Johnny sighs. “I only ever feel right like this,” he admits.
It hangs in the air between them, all the things he means. He doesn’t have to say them, and Benny isn’t going to ask. It’s never been like that.
“I know,” Benny says. “Me too. Everything goes to shit without you. I don’t feel sane without you. Those months after we got back I was a fucking mess. I didn’t feel anything like myself until I was standing there with you on my mom’s porch. I’m only OK when you’re here.”
This isn’t news, not really. Johnny remembers the empty, cold feeling of waiting on the hardstand for Our Baby after Bremen, remembers the way the hope ate him alive as he walked through the gates to the Stalag. He looks down at his wrists, completely free of bruises for the past fortnight. And then he thinks about everyone else.
“It’s not like this for the others,” Johnny says. He knows it’s not.
Benny shifts in the bed until they’re lying nose to nose. Johnny can see every single one of his eyelashes. It’s overwhelming.
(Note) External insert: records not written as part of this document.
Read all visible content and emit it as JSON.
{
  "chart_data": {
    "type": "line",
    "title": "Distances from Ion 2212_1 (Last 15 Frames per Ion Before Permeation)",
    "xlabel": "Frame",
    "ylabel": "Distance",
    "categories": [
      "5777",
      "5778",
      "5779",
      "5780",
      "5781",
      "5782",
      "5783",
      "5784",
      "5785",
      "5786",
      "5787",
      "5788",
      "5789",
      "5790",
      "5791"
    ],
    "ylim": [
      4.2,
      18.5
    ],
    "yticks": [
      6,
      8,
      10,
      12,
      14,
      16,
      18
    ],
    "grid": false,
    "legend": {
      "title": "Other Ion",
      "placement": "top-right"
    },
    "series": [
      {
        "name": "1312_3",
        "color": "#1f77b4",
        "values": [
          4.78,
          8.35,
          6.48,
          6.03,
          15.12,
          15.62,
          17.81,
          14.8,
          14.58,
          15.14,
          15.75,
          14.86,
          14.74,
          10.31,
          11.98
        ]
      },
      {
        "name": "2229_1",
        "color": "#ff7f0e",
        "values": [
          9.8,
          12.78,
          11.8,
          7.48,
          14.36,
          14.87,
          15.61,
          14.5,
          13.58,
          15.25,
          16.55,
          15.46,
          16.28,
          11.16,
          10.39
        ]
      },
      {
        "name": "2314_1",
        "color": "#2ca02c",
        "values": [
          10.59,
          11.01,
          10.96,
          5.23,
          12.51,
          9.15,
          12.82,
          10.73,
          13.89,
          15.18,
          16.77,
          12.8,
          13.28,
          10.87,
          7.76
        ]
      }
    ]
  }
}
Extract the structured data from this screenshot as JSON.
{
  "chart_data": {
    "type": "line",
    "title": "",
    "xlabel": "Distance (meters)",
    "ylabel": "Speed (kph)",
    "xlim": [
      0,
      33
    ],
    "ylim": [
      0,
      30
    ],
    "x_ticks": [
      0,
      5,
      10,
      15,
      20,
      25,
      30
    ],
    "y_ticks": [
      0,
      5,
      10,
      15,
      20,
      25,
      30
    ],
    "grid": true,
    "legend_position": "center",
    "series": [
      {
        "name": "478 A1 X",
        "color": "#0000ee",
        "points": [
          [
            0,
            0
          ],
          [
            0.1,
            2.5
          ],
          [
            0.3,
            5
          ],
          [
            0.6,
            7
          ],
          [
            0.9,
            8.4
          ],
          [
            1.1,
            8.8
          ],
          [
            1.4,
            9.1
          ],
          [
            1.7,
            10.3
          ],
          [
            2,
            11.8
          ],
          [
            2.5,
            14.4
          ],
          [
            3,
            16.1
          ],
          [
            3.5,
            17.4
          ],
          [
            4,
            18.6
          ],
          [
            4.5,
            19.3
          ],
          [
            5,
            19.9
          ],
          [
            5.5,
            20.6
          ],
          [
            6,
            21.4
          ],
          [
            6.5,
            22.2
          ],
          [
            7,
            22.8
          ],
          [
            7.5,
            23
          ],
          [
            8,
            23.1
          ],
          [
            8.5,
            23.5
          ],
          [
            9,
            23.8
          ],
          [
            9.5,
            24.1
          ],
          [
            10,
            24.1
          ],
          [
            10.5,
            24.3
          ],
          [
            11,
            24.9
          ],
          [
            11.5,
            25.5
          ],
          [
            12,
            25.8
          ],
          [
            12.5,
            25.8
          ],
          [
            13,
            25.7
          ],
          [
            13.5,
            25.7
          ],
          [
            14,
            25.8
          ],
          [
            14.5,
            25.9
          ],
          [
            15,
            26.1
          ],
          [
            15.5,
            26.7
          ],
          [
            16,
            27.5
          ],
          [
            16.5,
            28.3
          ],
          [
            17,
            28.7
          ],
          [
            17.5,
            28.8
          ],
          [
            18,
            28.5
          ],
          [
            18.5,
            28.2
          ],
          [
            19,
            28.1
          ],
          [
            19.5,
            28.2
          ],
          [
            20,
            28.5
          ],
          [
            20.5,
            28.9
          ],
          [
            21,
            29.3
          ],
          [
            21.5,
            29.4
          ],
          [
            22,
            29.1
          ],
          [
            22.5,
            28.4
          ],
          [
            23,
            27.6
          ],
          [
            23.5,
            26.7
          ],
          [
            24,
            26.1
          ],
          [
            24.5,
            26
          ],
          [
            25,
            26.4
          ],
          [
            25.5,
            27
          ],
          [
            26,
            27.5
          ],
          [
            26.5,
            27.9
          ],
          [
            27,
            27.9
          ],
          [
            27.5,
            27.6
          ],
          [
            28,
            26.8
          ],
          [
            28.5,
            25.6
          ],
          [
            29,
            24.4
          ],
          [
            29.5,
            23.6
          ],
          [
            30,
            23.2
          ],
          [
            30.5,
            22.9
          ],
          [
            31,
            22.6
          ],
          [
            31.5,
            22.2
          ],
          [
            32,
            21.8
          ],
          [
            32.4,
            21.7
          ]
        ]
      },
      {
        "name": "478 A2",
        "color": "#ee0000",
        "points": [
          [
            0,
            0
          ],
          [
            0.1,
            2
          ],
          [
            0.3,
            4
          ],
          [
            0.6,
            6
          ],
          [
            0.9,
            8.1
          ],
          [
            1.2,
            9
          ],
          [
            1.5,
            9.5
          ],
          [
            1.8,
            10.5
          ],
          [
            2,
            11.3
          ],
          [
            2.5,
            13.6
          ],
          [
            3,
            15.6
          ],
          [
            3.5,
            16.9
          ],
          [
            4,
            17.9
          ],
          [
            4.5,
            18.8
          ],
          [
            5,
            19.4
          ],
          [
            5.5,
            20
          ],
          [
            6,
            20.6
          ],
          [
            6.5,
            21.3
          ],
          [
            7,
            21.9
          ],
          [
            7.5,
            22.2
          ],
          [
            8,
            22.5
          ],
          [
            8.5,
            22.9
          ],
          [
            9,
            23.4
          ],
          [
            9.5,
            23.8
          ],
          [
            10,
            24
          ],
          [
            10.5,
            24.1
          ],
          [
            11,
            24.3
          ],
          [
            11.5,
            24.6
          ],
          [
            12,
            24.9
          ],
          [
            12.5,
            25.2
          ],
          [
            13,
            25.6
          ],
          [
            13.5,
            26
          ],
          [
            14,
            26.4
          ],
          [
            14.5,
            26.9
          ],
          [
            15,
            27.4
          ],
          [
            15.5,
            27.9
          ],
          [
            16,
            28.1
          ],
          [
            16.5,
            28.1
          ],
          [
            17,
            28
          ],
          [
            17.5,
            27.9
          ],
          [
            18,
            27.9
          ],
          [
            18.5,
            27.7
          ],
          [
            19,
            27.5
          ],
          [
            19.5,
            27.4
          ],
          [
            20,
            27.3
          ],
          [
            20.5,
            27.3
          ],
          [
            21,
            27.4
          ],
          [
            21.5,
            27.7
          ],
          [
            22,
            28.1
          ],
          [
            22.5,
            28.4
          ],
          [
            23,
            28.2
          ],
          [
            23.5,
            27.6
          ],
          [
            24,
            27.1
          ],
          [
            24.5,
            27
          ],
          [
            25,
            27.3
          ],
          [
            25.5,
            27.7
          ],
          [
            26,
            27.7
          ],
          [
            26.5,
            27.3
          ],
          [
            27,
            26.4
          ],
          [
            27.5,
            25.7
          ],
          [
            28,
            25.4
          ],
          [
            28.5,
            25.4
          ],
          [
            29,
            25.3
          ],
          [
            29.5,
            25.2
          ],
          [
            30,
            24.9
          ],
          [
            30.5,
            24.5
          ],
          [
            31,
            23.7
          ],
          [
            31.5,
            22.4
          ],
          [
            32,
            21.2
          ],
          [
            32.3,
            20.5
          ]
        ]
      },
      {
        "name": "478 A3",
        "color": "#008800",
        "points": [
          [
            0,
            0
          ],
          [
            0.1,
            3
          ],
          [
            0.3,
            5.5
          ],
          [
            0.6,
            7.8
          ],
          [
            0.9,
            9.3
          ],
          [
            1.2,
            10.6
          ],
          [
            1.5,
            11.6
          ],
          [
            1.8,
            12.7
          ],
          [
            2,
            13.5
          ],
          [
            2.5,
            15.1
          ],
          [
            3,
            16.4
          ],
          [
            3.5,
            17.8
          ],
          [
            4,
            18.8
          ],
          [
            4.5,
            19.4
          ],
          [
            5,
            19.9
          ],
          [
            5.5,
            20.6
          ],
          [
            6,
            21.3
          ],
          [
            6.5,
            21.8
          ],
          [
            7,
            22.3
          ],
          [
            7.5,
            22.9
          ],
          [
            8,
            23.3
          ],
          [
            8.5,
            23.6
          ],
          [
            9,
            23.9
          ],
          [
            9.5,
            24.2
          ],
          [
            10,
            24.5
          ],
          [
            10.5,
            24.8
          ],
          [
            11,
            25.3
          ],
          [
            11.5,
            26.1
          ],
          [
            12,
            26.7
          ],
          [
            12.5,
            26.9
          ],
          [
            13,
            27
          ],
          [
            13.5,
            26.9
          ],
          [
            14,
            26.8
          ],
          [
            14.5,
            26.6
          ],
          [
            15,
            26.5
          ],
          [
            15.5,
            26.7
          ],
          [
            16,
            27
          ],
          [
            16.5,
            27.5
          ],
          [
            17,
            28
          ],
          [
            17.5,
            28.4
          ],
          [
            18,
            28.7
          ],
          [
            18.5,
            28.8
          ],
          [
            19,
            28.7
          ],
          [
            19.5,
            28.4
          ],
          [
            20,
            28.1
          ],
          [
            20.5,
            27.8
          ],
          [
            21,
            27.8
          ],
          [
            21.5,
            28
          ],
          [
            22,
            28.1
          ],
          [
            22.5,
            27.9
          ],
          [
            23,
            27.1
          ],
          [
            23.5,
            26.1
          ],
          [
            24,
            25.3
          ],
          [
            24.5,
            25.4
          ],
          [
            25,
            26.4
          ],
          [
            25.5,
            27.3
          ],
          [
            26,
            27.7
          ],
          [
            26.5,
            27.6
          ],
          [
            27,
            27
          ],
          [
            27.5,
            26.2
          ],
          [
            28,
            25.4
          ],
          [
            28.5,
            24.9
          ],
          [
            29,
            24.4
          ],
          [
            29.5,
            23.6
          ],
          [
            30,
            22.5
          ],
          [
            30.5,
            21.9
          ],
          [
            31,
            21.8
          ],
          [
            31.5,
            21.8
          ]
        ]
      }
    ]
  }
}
“It’s like this for the Bucks,” Benny says.
The words feel a little bit like coming out of clouds and seeing France.
“Do you think we’re like the Bucks?”
“Well, we don’t have a Marge,” Benny says, voice perfectly steady, as if they’re discussing who’s turn it is to go and get groceries. “And I don’t know how we’d go about finding one, or what we’d do with her once we had her.”
At this, Johnny laughs. “That’s a failure of your imagination, Benny.”
“Oh, shut up, like you’d have the first idea of how to make that work.”
Very briefly, he allows himself to contemplate the idea of sharing a girl with Benny. There’s something unsettling about it. The idea of sharing Benny with a girl.
“Apart from not having a Marge,” Johnny says. “Do you think we’re like the Bucks?”
Benny hums. “I don’t know. It’s not like we know anything about them for sure, do we? But we’re not like Ham and Dougie, or Crank and Murph. This is…”
“Yeah.”
“Did you know I caught them once?”
Johnny did not know that.
“In the Stalag. After their fight. Caught them kissing round the back of the combine.”
It’s strange to Johnny how easily he can imagine that, and at the same time have absolutely no idea how something like that could even happen. It’s not something he’s ever thought about. And now he can tell he’s going to have to think about it a lot more.
“So what are we supposed to do now?” Johnny asks, because he has no idea, and all of a sudden so many ideas.
There’s a flush creeping up over Benny’s cheeks, and Johnny can feel the smile building in the back of his mind. Everything about this is ridiculous. He has no idea if this is even something he can do. Except, this is Benny. There’s never been anything they can’t do.
Benny inches forwards. It’s not much of a kiss, really, in the grand scheme of kisses. It’s the lightest touch of lips, a simple first-date sort of kiss, even though they’ve been sharing a bed for weeks. It’s not quite like kissing a girl. But it’s not bad, either. It might actually be everything.
I could probably do that again, Johnny thinks. And so he does.